Beeldspraak en symboliek
a.De symbolische betekenis van ‘gevangenis’ is beperkt. In de profetische literatuur is enkele malen sprake van ‘de vrijlating van gevangenen’ – de grens tussen letterlijk en figuurlijk is in deze passages moeilijk scherp te trekken: ‘Ik, de Heer, heb u (de knecht van de Heer) geroepen om heil te brengen, Ik neem u bij de hand gevat, Ik vorm u en bestem u tot een verbond met het volk, tot een licht voor de naties; om blinde ogen te ontsluiten, om gevangenen uit de kerker te bevrijden, degenen die in de duisternis van de gevangenis wonen’ (Jes. 42:6-7); ‘de geest van de Heer God rust op mij, want de Heer heeft mij gezalfd. Hij heeft mij gezonden om de armen het blijde nieuws te brengen, om gebroken harten te verbinden, om de gevangenen vrijlating te melden, en de geketenden de terugkeer naar het licht (Willibrord) voor gebondenen opening der gevangenis (NBG)’ (Jes. 61:1). Laatstgenoemde tekst klinkt opnieuw in de beschrijving door de evangelist Lucas van de prediking van Jezus in de synagoge te Nazaret (Luc. 4:18).
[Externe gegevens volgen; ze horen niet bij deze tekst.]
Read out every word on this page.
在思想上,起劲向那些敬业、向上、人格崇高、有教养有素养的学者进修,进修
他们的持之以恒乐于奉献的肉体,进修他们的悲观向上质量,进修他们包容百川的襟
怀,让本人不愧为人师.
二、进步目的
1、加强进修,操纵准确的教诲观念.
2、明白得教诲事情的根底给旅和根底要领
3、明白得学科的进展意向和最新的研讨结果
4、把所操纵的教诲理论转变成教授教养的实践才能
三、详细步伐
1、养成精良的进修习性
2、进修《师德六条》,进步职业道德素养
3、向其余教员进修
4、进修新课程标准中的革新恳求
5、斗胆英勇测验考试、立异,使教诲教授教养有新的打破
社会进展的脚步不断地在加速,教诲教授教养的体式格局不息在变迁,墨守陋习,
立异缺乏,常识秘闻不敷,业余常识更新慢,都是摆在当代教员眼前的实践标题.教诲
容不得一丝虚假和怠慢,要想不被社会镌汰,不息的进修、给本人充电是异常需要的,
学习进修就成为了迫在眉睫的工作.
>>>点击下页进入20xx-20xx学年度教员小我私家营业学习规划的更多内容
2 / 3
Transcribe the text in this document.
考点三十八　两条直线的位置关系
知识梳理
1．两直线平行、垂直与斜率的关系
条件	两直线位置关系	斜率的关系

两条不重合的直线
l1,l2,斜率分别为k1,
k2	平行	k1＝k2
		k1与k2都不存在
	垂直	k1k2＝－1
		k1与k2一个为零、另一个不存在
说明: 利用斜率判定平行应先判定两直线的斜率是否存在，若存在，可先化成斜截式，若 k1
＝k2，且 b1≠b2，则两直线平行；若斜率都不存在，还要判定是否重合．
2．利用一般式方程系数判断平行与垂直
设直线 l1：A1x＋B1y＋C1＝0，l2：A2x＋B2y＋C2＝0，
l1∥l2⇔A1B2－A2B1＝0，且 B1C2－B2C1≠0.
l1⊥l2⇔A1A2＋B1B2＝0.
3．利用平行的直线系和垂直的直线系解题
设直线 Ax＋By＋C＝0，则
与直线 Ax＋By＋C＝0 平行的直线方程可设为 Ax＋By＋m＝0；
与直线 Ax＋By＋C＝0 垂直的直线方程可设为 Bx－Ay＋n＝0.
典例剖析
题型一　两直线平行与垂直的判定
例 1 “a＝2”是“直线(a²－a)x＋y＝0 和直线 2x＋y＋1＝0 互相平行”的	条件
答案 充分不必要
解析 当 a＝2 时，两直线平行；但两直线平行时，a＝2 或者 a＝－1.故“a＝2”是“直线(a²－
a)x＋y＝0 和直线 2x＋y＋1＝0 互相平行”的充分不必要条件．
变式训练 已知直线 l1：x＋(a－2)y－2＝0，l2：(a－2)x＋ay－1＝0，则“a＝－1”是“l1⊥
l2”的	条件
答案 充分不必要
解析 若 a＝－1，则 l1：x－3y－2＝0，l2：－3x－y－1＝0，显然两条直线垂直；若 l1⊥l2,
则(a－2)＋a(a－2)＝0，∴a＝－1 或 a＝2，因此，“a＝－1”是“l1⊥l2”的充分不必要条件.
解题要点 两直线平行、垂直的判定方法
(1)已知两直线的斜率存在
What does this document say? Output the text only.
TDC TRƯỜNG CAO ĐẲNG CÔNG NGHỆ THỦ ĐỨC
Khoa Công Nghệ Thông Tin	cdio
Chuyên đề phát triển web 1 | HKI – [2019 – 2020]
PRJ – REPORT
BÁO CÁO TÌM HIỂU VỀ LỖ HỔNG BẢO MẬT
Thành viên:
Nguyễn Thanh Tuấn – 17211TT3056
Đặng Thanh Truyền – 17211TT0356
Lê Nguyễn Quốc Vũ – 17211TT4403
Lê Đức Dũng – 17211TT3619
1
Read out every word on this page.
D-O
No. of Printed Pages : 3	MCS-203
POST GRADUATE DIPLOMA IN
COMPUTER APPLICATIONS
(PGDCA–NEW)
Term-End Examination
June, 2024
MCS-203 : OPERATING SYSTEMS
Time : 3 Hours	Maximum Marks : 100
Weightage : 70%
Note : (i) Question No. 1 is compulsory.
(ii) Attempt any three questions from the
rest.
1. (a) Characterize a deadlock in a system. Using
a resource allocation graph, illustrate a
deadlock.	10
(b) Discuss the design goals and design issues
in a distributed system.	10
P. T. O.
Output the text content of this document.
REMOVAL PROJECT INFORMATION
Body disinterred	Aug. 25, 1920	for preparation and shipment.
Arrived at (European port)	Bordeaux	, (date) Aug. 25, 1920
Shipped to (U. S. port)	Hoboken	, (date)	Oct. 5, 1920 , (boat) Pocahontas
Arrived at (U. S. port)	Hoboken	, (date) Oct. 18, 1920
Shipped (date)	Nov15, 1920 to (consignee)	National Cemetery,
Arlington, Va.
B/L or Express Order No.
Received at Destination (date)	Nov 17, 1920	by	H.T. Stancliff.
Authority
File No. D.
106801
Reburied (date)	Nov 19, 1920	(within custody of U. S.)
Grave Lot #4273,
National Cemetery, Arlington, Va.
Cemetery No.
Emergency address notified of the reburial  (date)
b.Een moeilijk te interpreteren tekst is te vinden in een van de nieuwtestamentische brieven: ‘Zo ging Hij (Jezus Christus) heen en predikte voor de geesten in de kerker, die destijds weigerden te gehoorzamen (1 Petr. 3:19). Wie worden precies bedoeld met ‘de geesten in de kerker’? Eerbiedwaardig oude papieren heeft de volgende uitleg. Na zijn dood aan het kruis zou Jezus afgedaald zijn in het dodenrijk (de hel) en daar zou hij ‘gepredikt’ hebben – anders gezegd: zijn komst betekende verlossing voor de rechtvaardigen uit de oudtestamentische periode. Deze wonderlijke tekst is een belangrijk fundament geworden voor de volgende passage uit de Apostolische Geloofsbelijdenis: ‘nedergedaald ter helle’ – een passage die verder weinig of geen steun vindt in de nieuwtestamentische geschriften.
Praxis
a.Liederen:
Liedboek: Psalm 42; 68; 126; 137; 142; Gezang 203; 211; 277; 281; 346; 435; Bijbel III: 81; 83; 84; Droom: 15; Geroepen: 50; 222; Gezegend: 79; 184; 187; 289; Hoop: 84; Liederen: 60.
b.Poëzie:
Gerrit Achterberg, Verzamelde gedichten, Amsterdam 19848, blz. 982: ‘H.v.B.’. Armando, Verzamelde gedichten, Amsterdam 1999, blz. 481-490: ‘De gevangen vijand’. Geert Boogaard, En toch…, Nijkerk 1977, blz. 39: ‘Briefje aan gevangene’. Wim Ramaker, Dichterbij kan ik niet komen, Kampen 1993, blz. 39: ‘Monument Kamp Westerbork’. A. Roland Holst, In ballingschap, Den Haag 1957, blz. 59: ‘Dit eiland’; 119: ‘In ballingschap’. Gabriël Smit, Gedichten, Bilthoven 1975, blz. 236: ‘Psalm 42’.
c.Verwerking:
Er bestaan in onze wereld verschillende vormen van gevangenschap, letterlijke en figuurlijke. Lees de genoemde gedichten (of een aantal bovengenoemde liederen) en benoem de verschillende soorten gevangenschap of gevangenissen. Probeer vervolgens bij elke vorm van gevangenschap aan te geven hoe zij eventueel valt te overwinnen. Trek van hieruit lijnen naar het bijbelse gebruik. Thema’s bij het bijbelse woord zijn onder meer – paarsgewijs – wanhoop en hoop, gevangen zijn en bevrijd worden, onderdrukker en bevrijder, uitzichtloos en perspectief.
Verwijzing
Het begrip gevangenis laat raakvlakken zien met ‘bron‘ (put) en ‘ballingschap‘. Ook ‘woestijn‘ heeft aspecten die aan vormen van gevangenschap doen denken.